Cardinal is Wind, one of three brothers he portrays growing up on an Indian Reservation. An Indian Reservation sounds very much like many of the former Aboriginal Reserves in Australia. When I was a student of NAISDA, we had to be granted permits to enter certain communities. Reserves are isolated places, segregated. Like their North American counterparts, huffing or sniffing solvents by young Australian Aboriginals is a well-documented problem. There are too many hours in the day and not enough activities to fill them, but the relationship to country still remains of paramount importance.

What sets Cardinal's Huff narrative apart is the unseen presence of the Trickster, a shape-shifting spirit who wreaks havoc, creating mischief for the three brothers and their extended family. He could be a metaphor for the battle between conscience and impulse, but to Wind and his people the Trickster is tangible and has a firm hold. Huff is not a romanticised account of cultural belief, but a raw depiction of the ancestral world and its very real relationship to contemporary society.

Searching for comparative similarities in contemporary Australian storytelling I am drawn to the TV series Cleverman, a sci-fi fantasy, but the similarity lies in the work's success in making old knowledges relevant today.

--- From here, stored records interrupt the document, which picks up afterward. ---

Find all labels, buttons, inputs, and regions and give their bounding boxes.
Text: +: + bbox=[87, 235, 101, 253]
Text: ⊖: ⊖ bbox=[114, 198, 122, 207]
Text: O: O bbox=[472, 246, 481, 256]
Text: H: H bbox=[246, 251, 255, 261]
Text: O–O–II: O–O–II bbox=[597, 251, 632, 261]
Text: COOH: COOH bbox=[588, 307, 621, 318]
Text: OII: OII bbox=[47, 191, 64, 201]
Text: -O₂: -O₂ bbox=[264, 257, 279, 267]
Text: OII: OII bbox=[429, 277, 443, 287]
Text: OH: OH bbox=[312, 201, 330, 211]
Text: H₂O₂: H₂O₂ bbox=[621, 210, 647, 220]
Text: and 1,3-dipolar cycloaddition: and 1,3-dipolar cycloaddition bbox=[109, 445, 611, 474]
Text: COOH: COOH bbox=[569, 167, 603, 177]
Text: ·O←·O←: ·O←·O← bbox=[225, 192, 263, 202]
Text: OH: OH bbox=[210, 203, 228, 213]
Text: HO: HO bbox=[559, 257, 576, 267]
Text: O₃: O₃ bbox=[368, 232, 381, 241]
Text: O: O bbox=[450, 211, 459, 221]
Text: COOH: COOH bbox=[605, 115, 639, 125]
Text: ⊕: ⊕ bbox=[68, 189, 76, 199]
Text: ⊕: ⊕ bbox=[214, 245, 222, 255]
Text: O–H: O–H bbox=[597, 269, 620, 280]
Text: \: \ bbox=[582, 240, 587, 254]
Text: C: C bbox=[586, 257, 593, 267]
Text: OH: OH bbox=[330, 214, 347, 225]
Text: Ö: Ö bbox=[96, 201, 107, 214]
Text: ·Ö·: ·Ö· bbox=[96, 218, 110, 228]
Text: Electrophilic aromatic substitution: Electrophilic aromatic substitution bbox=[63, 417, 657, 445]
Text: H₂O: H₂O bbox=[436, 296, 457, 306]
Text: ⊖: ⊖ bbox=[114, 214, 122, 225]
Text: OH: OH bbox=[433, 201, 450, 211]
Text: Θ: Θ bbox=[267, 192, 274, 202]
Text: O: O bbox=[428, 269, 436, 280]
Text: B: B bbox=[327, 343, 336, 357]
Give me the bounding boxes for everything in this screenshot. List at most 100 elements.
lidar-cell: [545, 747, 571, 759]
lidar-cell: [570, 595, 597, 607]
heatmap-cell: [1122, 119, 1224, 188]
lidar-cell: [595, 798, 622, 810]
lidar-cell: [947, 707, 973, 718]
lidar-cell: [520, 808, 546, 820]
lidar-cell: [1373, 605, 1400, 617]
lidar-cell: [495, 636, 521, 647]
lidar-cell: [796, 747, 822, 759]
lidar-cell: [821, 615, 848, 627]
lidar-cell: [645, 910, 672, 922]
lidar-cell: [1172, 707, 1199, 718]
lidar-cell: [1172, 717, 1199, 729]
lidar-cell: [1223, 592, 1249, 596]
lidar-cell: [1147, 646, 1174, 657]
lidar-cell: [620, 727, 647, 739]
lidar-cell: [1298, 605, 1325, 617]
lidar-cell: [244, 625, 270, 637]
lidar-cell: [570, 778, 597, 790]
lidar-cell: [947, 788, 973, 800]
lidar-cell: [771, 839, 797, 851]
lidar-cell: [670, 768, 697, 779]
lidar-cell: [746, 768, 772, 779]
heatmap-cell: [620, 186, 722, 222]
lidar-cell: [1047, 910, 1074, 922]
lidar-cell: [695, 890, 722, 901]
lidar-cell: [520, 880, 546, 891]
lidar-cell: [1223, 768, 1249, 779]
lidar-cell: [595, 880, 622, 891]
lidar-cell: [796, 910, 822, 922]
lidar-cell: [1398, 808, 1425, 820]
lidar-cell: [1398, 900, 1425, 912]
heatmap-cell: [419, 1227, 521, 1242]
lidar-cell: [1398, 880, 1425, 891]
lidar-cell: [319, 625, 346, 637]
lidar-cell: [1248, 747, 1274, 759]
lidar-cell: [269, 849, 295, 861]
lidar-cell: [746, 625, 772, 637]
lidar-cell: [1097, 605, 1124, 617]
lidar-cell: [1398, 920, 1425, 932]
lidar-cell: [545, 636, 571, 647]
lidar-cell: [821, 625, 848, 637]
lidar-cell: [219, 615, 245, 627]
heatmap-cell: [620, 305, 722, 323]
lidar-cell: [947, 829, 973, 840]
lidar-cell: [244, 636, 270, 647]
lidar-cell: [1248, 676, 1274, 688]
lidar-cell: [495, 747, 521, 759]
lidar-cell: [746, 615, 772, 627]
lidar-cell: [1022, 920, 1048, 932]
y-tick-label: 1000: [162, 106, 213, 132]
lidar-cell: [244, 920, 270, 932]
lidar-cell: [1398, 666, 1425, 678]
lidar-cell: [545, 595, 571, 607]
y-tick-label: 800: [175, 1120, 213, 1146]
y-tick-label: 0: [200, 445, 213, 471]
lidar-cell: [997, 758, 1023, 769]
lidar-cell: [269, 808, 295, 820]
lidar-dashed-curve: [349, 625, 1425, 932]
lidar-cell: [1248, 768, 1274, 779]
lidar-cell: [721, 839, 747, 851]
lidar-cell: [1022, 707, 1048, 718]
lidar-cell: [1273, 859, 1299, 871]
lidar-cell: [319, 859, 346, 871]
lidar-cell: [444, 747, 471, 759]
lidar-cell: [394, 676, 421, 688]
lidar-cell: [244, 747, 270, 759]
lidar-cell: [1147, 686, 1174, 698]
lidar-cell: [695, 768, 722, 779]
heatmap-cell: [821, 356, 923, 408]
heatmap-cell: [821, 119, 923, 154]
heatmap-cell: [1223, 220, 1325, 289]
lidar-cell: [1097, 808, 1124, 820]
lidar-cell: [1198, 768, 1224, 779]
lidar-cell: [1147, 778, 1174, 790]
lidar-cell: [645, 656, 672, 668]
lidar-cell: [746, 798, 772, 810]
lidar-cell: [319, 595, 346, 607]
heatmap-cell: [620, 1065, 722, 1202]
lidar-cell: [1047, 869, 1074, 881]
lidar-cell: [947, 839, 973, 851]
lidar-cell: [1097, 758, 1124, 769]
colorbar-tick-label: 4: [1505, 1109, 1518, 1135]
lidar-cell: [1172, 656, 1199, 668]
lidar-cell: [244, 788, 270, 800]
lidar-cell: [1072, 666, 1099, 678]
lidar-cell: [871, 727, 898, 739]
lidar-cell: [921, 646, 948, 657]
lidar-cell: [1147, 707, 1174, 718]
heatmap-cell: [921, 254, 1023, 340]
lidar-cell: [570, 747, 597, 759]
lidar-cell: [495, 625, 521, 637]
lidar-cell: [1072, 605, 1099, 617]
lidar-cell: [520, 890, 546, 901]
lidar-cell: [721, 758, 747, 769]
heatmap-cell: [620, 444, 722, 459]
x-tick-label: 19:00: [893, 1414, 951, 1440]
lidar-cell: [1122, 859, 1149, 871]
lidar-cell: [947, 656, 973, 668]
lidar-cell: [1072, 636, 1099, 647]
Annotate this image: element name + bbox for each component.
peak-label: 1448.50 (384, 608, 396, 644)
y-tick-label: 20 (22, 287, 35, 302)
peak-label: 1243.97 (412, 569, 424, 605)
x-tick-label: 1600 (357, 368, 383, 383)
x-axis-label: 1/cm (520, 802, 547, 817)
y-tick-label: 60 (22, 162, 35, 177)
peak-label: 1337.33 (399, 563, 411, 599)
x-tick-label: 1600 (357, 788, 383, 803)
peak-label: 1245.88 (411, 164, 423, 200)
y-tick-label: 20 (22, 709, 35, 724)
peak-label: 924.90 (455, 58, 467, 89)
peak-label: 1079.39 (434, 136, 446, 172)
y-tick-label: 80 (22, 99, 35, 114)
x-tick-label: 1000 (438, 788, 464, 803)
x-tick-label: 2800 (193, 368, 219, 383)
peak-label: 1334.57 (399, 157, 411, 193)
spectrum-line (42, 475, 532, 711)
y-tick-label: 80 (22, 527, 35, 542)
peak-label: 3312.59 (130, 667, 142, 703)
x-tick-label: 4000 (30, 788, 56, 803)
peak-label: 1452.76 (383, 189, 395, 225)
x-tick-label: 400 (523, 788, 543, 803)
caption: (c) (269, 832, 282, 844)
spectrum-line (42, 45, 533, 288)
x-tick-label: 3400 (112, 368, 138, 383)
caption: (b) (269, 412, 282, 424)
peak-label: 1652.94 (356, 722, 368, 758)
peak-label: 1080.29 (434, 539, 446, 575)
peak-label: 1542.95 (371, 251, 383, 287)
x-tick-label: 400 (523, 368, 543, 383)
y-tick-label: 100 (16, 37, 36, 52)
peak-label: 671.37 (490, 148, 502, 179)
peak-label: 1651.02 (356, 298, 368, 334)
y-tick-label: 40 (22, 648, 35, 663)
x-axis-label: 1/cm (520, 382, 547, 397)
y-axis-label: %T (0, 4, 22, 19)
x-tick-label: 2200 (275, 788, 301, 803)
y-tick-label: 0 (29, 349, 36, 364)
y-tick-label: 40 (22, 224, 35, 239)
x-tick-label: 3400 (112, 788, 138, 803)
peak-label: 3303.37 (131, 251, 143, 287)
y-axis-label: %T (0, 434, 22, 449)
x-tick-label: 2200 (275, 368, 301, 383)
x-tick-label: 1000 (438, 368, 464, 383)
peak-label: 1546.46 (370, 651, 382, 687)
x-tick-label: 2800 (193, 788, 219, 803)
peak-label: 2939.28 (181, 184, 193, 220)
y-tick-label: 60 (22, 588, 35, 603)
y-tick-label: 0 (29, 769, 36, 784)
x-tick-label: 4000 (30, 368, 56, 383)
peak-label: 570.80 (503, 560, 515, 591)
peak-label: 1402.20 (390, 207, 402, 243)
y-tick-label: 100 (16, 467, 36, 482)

There is a particular humour that is born from the kind of hardship and futility portrayed in Huff which by no means lessens the gravity of the work. I am reminded of Warwick Thornton's film Samson and Delilah. Huff's dark self-effacing comedy is epitomised in the opening description of youngest brother Huff's inability to spell “cat.” He likely suffers foetal alcohol syndrome and is regularly sexually abused by his siblings. Dark humour is also evident in the confrontation with a skunk that marks Wind and Huff with putrid scent in folkloric retribution for burning down an old disused building, inadvertently killing a local fireman in the process. In a classroom, Wind ascribes a traditional Indian name, translated as Ratface, to the teacher. This leads to the boys' dismissal from the school, Huff defecating in his trousers under the humiliating gaze of his peers and the incompetent teacher's labelling him as "irrelevant."

Ironically, it is Huff's need to redeem himself that causes him to tell the truth about the hapless caper that resulted in the fire; a dark momentum takes hold and the play draws to an almost inevitable close.

Cardinal’s performance of his script is virtuosic, leaving little to the imagination in his rendering of multiple characters. We move with him at the mercurial speed of a child and it’s through the logic of a child that we are forced to appreciate the gravity of consequence. We learn that Huff has inadvertantly hanged himself—a suffocation game often played with Wind who was always there to bring him back from the brink. The play ends where it began, as Wind asks for the plastic bag back. The audience member denies him as instructed. No matter, Wind has a spare.


Sydney Festival: Ilbijerri Theatre & Jacob Boehme, Blood on the Dance Floor, Carriageworks, 21-25; La Boite, Prize Fighter, writer Future Fidel, director Todd McDonald, Belvoir, 6-22 Jan; Native Earth Performing Arts, Huff, writer, performer Cliff Cardinal, director Karin Randoja, Seymour Centre, Sydney, 24-28 Jan

RealTime issue #137 Feb-March 2017 pg.